The Muhammad cartoon madness

You probably know what happened in Garland, Texas, on May 5. The “Muhammad Art Exhibit and Cartoon Contest” was attacked by two gunmen, who were killed by the police before they could cause any harm. Since then, a possible link between the two Muslim attackers and the Islamic State of Iraq and the Levant (ISIL) has been sought and discussed. Meanwhile, many considered the event as yet another example of Islam’s intolerance of free speech and the terrorist threat it sparks. 

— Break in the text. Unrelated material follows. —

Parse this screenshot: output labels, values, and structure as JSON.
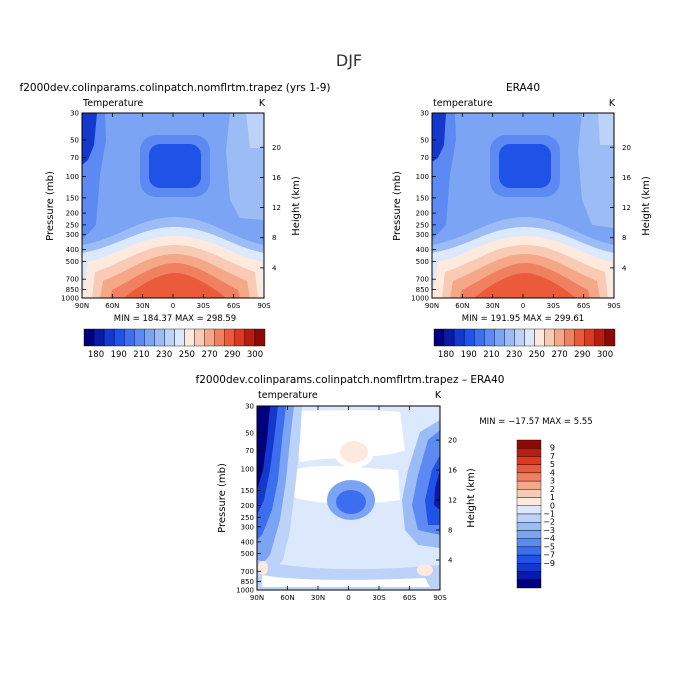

This threat, of course, is real, as we have seen over the years in the attacks against Danish cartoonists who made the cartoons of the Prophet Muhammad, and more recently in the terrorist rampage against the Charlie Hebdo magazine in France. There obviously are fanatical Muslims in the world who see “the insult of Islam” as a good reason to kill people. It is the job of us, other Muslims, to oppose them and call for peaceful, civilized responses to what we all consider offensive to the sacred symbols of our faith. I will give all that. 

But, on the other hand, non-Muslim Westerners should consider whether it is wise and helpful to insist on publishing such cartoons, only to offend all Muslims and provoke the fanatics among us. 

I know that the issue at stake here is freedom of speech, which is a value that I also passionately defend. But freedom of speech can be combined with either respect or disrespect to people of different faiths, and the former is arguably wiser and more helpful. We live in a world where formerly isolated cultures constantly meet each other and it is really more responsible to have this meeting through handshakes rather than poking fingers in the eye. 

That is why I fully agree with a recent New York Times editorial, which read:
“There is no question that images ridiculing religion, however offensive they may be to believers, qualify as protected free speech in the United States and most Western democracies. There is also no question that however offensive the images, they do not justify murder. But it is equally clear that the Muhammad Art Exhibit and Contest in Garland, Texas, was not really about free speech. It was an exercise in bigotry and hatred posing as a blow for freedom.”

This is not to mean that non-Muslims are supposed to shut up when it comes to Islam. Quite the contrary, as a Muslim, I welcome all reasoned critiques towards Islam and Muslim culture, from which I have only intellectually benefited over the years. But making a very degrading cartoon of Prophet Muhammad is not a reasoned critique; it is simply an insult and a provocation, in a context where there are enough fanatics around to be violently provoked. 

Some possible objections to this will probably come from the slippery slope argument: If Westerns restrain themselves from drawing the cartoons of a foreign prophet, they will enter a road at the end of which they will only submit to “sharia law” and to become the “dhimmis” (subdued non-Muslims) of Islam. But almost all slippery slope arguments are wrong, and they only serve senseless hawkishness. They deprive people from the chance to have the first handshake they could have with the other, leaving them alone with their clenched fists and bitter minds. 

Therefore I would urge all Western activists who may be eager to organize the next “Prophet Muhammad cartoon contest” to reconsider their urge. By such provocations, they are not helping us, the liberal-minded Muslims who actually try to extend freedom of speech within Islamdom. They are not helping their own civilization either, for they are making a “clash of civilizations” more possible, if not imminent.